Thank god for Churchill then. There's a few weapon systems he personally forced through in the face of the Army screaming 'But we've not got a requirement for it! So how can we test it against that?!'
I believe that Winny was very keen on the Thompson, and ensured it came into service. The Army was not keen, calling it a 'gangster gun'.
 
Experimental Soviet Anti-Tank Weapons

"May 7th, 1942
The work on fin-stabilized rocket propelled anti-tank rifle grenades being developed at your institute would be useful if the following performance is reached:
  1. Range: 200-250 meters.
  2. Trajectory: as flat as possible.
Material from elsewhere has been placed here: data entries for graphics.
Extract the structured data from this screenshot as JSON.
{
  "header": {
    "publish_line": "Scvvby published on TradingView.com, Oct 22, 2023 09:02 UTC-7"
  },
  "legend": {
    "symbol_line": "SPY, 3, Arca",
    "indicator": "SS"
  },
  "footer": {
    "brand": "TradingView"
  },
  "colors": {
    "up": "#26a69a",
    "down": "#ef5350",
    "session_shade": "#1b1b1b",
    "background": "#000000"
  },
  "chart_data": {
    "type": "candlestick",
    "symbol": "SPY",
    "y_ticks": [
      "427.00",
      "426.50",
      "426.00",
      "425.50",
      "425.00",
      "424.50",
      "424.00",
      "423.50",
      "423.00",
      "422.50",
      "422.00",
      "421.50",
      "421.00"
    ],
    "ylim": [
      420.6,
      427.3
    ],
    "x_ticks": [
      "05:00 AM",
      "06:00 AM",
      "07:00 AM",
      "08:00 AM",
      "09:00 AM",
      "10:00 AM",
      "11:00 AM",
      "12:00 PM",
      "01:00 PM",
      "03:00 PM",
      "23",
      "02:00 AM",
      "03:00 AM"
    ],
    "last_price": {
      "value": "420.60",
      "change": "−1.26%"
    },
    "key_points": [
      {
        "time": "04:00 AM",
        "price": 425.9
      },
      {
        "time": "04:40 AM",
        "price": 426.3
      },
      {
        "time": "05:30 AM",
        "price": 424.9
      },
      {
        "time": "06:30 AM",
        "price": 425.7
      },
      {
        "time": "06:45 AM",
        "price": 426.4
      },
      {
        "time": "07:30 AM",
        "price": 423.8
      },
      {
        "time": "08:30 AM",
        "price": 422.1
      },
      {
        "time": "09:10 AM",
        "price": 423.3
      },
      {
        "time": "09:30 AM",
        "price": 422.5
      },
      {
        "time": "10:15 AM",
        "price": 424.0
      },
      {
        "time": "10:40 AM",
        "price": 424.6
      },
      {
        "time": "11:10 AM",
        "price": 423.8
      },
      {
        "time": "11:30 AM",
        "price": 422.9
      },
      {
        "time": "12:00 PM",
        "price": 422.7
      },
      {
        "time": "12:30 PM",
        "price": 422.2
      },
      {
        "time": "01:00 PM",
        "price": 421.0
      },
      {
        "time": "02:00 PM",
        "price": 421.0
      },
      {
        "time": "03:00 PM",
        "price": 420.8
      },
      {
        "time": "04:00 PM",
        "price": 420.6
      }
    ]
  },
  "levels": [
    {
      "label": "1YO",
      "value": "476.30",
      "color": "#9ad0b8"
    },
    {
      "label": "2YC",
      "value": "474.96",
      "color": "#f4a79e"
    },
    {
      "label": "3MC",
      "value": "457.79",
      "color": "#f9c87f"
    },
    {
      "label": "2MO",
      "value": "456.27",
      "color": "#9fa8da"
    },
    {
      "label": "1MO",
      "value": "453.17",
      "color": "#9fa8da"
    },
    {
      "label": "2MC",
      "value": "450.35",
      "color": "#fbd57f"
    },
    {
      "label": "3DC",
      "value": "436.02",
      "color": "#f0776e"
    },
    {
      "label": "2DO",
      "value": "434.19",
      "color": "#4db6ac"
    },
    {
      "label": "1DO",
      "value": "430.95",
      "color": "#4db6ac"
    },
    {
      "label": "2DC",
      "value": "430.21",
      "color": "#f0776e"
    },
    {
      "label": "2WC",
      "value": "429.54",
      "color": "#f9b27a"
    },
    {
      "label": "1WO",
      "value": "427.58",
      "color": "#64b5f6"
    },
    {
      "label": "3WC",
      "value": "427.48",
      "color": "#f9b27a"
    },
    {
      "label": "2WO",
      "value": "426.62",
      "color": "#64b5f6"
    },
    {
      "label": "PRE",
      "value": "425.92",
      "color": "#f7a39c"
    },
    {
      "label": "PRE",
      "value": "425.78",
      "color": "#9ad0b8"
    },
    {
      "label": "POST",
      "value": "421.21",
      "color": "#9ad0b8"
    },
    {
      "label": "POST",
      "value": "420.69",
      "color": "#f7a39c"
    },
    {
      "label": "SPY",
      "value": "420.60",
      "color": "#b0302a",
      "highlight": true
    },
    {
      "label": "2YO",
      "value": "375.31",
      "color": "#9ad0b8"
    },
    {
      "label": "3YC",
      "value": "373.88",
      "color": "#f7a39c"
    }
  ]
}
The trajectory must not be higher than a tank's height at this distance.
  3. The dispersion at 200 meters must not cover an area greater than one square meter.
  4. The explosive filler weighs no less than 700 grams.
As soon as you receive satisfactory results, contact me, so that a representative may be sent in order to review the project and make a conclusion regarding further work.

Head of the 5th Department of GAU KA
Engineer-Lieutenant-Colonel Emets.

Senior assistant to the head of the 5th Department of GAU KA
Major Zarovskiy"
 
Experimental Soviet Anti-Tank Weapons

"May 7th, 1942
The work on fin-stabilized rocket propelled anti-tank rifle grenades being developed at your institute would be useful if the following performance is reached:
  1. Range: 200-250 meters.
  2. Trajectory: as flat as possible. The trajectory must not be higher than a tank's height at this distance.
  3. The dispersion at 200 meters must not cover an area greater than one square meter.
  4. The explosive filler weighs no less than 700 grams.
As soon as you receive satisfactory results, contact me, so that a representative may be sent in order to review the project and make a conclusion regarding further work.

Head of the 5th Department of GAU KA
Engineer-Lieutenant-Colonel Emets.

Senior assistant to the head of the 5th Department of GAU KA
Major Zarovskiy"

So a Bazooka?

Although as we know the Bazooka had inferior behind armour effect than, say a PIAT.